Il y va de notre honneur, les antiracistes se doivent de garder les yeux ouverts. La lettre ouverte de l’A.G.T.A. (Amicale Générale des Travailleurs Algériens) adressée le 10 octobre au Président de la Commission de Sauvegarde des Libertés, aux Présidents des grandes Associations, aux secrétaires des Syndicats, aux journaux, relate des faits qui appellent à la vigilance des antiracistes et des républicains.

Les multiples démarches des travailleurs marocains victimes de mauvais traitements auprès de l’ambassade de leur pays, ne peuvent rester ignorées. Tout cela s’inscrit inexorablement dans un processus fatal. Il n’est que temps que les gens de cœur et de raison, que les démocrates de toutes tendances, que les antiracistes, s’unissent et obtiennent une négociation véritable.

Il n’est que temps que les idéaux de Fraternité l’emportent.

Demain tout risque d’être trop tard.

A. D.


(1) Voir « D.L. », N° 194, novembre 1960 : « La Condition des Algériens en France ».


Une déclaration du M.R.A.P.

LE Mouvement contre le Racisme, l’Antisémitisme et pour la Paix (M.R.A.P.) tient à souligner le caractère discriminatoire du communiqué publié par la Préfecture de Police le 5-10-1961, et à exprimer l’émotion des antiracistes.

Le M.R.A.P. rappelle qu’aux termes mêmes de la Constitution Française :

– tous les citoyens sont libres et égaux en droit, sans qu’il y ait à distinguer de leur lieu d’origine, de leurs croyances philosophiques ou religieuses ;

– que cette liberté et cette égalité ne trouvent leurs limites que dans le cadre de la Loi ;

– qu’en aucun cas la liberté ou l’égalité d’un groupe de citoyens ne peuvent être réduites à raison de la seule croyance et du seul lieu de naissance de ces citoyens.

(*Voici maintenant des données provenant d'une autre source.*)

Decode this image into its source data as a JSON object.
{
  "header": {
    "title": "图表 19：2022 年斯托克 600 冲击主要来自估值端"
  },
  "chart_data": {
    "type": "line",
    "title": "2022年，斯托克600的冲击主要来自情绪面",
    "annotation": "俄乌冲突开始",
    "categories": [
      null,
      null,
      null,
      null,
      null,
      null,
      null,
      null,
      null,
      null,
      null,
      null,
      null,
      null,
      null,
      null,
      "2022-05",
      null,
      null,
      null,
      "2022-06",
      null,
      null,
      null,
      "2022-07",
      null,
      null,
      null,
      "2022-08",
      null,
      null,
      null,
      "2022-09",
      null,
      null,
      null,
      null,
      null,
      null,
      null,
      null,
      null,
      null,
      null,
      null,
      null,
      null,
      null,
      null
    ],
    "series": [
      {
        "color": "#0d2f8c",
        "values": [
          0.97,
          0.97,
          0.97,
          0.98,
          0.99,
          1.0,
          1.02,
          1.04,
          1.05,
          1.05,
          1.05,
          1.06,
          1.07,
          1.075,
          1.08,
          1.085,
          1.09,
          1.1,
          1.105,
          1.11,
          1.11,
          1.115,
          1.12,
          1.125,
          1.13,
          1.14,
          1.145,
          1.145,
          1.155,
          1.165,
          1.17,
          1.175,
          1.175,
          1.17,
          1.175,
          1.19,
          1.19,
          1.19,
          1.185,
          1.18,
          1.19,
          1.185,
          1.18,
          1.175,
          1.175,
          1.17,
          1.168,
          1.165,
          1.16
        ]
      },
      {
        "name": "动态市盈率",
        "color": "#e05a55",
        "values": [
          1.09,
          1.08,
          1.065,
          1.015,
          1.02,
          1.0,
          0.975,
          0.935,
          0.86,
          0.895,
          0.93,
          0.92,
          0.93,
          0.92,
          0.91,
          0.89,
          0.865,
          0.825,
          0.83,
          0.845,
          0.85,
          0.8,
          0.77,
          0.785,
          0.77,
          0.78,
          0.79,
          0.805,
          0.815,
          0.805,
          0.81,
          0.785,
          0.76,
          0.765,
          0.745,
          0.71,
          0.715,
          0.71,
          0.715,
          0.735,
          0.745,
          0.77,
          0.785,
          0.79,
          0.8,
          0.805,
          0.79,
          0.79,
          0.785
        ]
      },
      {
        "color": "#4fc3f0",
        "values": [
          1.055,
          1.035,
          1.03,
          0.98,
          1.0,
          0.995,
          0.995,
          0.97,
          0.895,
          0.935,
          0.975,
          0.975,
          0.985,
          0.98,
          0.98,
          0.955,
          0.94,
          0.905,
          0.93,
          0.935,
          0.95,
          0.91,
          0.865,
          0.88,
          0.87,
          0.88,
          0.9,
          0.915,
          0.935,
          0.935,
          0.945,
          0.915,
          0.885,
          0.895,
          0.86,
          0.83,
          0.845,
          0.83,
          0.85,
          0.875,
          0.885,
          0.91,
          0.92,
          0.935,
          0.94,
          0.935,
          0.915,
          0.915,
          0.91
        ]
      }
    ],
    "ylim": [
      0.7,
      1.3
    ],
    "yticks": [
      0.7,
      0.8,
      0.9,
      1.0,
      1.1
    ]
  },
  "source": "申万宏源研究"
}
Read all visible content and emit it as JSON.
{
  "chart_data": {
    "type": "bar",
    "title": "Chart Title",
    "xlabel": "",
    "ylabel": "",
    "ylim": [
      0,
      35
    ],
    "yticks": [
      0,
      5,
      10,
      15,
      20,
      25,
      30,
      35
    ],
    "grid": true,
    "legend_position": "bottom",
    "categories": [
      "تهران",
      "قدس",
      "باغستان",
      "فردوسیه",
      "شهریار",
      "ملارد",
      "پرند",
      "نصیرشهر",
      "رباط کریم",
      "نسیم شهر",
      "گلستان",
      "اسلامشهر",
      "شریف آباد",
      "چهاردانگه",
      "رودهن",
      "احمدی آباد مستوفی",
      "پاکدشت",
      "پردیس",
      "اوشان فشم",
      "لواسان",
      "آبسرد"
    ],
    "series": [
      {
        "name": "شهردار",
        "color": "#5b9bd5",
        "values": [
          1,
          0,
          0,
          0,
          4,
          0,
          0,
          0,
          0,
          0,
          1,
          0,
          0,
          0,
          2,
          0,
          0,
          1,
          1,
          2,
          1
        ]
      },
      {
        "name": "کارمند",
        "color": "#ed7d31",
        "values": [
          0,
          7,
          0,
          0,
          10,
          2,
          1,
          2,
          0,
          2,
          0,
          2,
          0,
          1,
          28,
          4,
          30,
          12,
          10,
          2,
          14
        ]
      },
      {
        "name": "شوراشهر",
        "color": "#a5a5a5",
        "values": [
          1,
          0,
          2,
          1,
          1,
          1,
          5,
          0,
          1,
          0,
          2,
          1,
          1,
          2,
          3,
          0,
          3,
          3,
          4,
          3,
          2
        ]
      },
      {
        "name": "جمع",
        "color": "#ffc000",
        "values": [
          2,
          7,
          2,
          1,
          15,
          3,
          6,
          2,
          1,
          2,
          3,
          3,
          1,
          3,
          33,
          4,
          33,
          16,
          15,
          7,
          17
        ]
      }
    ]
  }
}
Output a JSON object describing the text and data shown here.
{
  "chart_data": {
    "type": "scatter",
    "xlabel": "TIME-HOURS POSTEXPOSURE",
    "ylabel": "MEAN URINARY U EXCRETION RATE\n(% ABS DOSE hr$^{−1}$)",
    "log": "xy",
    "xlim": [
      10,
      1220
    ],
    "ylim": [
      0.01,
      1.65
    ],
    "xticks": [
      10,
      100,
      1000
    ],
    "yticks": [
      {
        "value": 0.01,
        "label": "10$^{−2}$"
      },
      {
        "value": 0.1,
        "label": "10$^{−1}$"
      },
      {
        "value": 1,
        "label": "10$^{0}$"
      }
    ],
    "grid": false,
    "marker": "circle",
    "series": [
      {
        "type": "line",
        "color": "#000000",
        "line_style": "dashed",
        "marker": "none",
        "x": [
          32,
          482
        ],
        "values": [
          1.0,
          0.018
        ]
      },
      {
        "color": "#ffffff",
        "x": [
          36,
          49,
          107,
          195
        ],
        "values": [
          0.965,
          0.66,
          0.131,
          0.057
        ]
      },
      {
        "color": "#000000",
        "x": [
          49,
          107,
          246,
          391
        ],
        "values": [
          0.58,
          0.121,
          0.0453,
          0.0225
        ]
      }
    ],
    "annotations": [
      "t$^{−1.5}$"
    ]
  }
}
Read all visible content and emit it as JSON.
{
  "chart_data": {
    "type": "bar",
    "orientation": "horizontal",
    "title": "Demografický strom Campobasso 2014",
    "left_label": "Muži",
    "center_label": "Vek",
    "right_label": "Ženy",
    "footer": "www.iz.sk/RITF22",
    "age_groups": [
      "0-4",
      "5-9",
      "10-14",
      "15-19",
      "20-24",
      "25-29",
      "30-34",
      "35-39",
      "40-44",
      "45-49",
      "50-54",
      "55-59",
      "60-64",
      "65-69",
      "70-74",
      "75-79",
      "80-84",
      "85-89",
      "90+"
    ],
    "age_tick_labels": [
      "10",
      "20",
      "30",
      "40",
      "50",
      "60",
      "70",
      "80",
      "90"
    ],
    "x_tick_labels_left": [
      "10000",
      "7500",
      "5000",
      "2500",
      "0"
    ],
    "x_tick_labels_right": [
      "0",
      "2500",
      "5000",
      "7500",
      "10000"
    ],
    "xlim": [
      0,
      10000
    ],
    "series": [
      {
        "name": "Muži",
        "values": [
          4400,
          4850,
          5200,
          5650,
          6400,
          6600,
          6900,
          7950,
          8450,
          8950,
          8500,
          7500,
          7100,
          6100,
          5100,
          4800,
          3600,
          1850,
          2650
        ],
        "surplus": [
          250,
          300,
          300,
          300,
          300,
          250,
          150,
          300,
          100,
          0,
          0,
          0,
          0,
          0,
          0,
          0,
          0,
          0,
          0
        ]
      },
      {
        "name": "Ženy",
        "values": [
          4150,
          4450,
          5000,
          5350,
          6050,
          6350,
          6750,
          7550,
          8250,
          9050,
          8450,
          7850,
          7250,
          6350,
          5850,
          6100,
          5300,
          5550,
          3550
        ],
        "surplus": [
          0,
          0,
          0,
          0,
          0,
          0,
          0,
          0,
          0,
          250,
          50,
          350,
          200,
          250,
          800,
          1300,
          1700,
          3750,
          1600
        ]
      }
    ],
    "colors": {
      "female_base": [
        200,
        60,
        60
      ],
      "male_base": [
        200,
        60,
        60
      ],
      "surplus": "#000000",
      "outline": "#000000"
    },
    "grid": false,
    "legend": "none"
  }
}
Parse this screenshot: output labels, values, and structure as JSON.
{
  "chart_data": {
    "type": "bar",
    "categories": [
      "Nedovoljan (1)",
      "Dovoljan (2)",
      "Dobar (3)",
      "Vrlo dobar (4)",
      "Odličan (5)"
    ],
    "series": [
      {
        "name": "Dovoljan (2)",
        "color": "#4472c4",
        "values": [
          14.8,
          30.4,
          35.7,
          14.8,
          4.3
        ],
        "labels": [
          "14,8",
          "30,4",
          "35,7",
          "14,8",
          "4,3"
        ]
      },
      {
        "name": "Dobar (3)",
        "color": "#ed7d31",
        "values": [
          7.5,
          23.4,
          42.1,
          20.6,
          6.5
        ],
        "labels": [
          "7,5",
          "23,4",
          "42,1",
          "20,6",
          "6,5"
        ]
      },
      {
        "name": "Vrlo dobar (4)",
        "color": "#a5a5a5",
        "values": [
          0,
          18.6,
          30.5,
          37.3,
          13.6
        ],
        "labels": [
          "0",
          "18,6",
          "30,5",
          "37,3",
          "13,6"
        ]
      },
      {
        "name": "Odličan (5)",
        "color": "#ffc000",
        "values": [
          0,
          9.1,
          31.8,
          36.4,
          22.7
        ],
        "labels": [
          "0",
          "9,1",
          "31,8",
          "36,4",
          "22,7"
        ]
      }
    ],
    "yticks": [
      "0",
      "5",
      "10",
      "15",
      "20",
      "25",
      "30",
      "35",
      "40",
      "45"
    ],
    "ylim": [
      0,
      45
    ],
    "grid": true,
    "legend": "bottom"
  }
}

On ne peut transgresser ces principes sans, du même coup, porter gravement atteinte aux fondements démocratiques de notre pays.

M. le Préfet de Police, en « conseillant de la façon la plus pressante » aux « Français Musulmans d’Algérie » de s’abstenir de circuler la nuit de 20 h. 30 à 5 h. 30, en leur recommandant très vivement de ne circuler en toute occasion, qu’isolément ; en décidant la fermeture à 19 heures des débits de boisson tenus et fréquentés par eux, institue, en fait et contrairement au droit français, un véritable couvre-feu pour un seul groupe de citoyens déterminés par leur confession et leur lieu de naissance présumé.

Le M.R.A.P. souligne la nocivité d’un tel communiqué officiel publié alors que la guerre d’Algérie a déjà gravement contribué à la renaissance du racisme en France.

Le M.R.A.P. appelle tous les antiracistes, tous les républicains à s’associer à sa protestation.

Il appelle tous les gens de cœur à affirmer et à promouvoir en toute occasion, par tous les moyens, l’esprit de fraternité et de compréhension humaine en vue de contribuer à la création d’un climat favorable à la recherche d’une solution pacifique par la négociation qui ne peut se fonder que sur le respect de la dignité de tous les hommes dans leur diversité.